Около полусотни «юнкерсов» закручивали в вышине свое «чертово колесо», карусель, чтобы не мешать друг другу при бомбометании.

И один, за другим, стали входить в пике.

От бомбовых ударов, казалось, взвыла в страхе сама земля.

А воющая, бьющая по-земле, будто по наковальне, смерть продолжала падать с неба.

Но надо было найти в себе силы, выйти в открытый окоп и бороться: стрелять, стрелять в то и в тех, кто сеет этот ужас, и люди вышли.

— Два самолета! — закричал Курбатов и схватил за плечо Морозова. — Прямо на нас! Два самолета!

Младший лейтенант склонился над противотанковым ружьем, готовя его к стрельбе.

— Чего кричишь? — ответил он ровно. — Ты что, думаешь, не вижу? Лучше стань за пулемет — упреждение три — три с половиной корпуса. И не кричи.

Бомбы долбанули землю рядом с траншеей.

Сидя, прижавшись к стенке траншеи, Курбатов держал руками дрожащие колени.

— Что, трясутся? — спросила его Ткаченко.

— Ох, трясутся! — сглотнув, ответил Курбатов. — Сейчас справлюсь…

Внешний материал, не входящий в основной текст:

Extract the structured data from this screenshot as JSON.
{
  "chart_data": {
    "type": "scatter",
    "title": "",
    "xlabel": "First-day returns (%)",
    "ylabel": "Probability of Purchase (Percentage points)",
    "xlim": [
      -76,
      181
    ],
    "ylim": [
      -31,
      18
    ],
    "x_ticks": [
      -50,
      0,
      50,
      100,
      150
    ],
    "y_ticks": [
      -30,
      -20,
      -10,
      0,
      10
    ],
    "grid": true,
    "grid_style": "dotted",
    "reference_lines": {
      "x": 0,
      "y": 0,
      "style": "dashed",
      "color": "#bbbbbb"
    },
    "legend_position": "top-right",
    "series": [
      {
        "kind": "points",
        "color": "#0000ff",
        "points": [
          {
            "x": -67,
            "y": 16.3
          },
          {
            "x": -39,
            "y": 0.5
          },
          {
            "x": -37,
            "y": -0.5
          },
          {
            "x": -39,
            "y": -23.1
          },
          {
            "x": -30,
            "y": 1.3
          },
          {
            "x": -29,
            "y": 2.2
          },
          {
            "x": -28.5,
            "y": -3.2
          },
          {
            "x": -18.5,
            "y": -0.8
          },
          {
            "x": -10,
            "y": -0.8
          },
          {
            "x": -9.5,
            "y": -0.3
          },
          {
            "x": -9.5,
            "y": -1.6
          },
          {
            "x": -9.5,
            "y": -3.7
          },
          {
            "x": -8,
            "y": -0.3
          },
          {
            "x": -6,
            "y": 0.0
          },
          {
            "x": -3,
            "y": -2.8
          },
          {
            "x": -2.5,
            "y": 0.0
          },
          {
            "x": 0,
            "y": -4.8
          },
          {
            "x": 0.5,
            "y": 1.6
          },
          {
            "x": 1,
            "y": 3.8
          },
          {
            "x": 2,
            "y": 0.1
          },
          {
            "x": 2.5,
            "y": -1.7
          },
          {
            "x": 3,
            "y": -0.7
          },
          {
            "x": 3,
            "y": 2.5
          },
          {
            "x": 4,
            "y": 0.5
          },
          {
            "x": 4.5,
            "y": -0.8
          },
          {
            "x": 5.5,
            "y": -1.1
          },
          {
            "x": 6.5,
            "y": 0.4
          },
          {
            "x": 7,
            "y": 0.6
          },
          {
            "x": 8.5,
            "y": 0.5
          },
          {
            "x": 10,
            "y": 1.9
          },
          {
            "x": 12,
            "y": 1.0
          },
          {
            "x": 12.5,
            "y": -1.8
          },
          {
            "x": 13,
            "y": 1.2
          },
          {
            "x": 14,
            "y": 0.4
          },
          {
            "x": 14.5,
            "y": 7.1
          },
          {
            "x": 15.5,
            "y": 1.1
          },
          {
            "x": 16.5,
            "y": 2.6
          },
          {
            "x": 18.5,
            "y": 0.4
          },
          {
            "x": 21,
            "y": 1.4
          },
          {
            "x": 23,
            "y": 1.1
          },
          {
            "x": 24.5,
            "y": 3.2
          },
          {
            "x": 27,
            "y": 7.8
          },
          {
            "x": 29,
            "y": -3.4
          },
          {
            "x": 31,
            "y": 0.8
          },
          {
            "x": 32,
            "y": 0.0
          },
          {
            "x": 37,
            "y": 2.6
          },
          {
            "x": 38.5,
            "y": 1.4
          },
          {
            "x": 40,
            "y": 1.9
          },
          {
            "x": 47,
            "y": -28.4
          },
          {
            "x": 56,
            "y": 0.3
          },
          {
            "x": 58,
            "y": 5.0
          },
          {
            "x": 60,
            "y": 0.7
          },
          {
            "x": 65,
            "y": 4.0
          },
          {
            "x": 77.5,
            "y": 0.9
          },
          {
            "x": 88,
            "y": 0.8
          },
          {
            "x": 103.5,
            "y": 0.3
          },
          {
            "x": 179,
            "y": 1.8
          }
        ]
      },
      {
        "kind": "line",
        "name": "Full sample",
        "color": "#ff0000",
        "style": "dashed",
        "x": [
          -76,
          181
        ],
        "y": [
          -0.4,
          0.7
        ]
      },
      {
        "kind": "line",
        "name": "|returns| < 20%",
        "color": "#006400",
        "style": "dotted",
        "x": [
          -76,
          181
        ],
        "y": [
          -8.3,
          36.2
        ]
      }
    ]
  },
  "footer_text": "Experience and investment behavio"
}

Отложив в сторону набитые патронами магазины трофейного пулемета, Курбатов все же заставил себя встать. Он подошел к нише, вытащил оттуда полузасыпанный пулемет, продул ствол, обтер его маленьким женским платочком-подарком и изготовился к стрельбе, поставив «ручник» прямо на бруствер. Укрыться было негде, и, конечно, фашистские летчики отлично видели все боевое расположение нашего переднего края. Первая волна «юнкерсов», отбомбившись, поливала траншеи из пулеметов. Им отвечали с земли ружейно-пулеметным огнем.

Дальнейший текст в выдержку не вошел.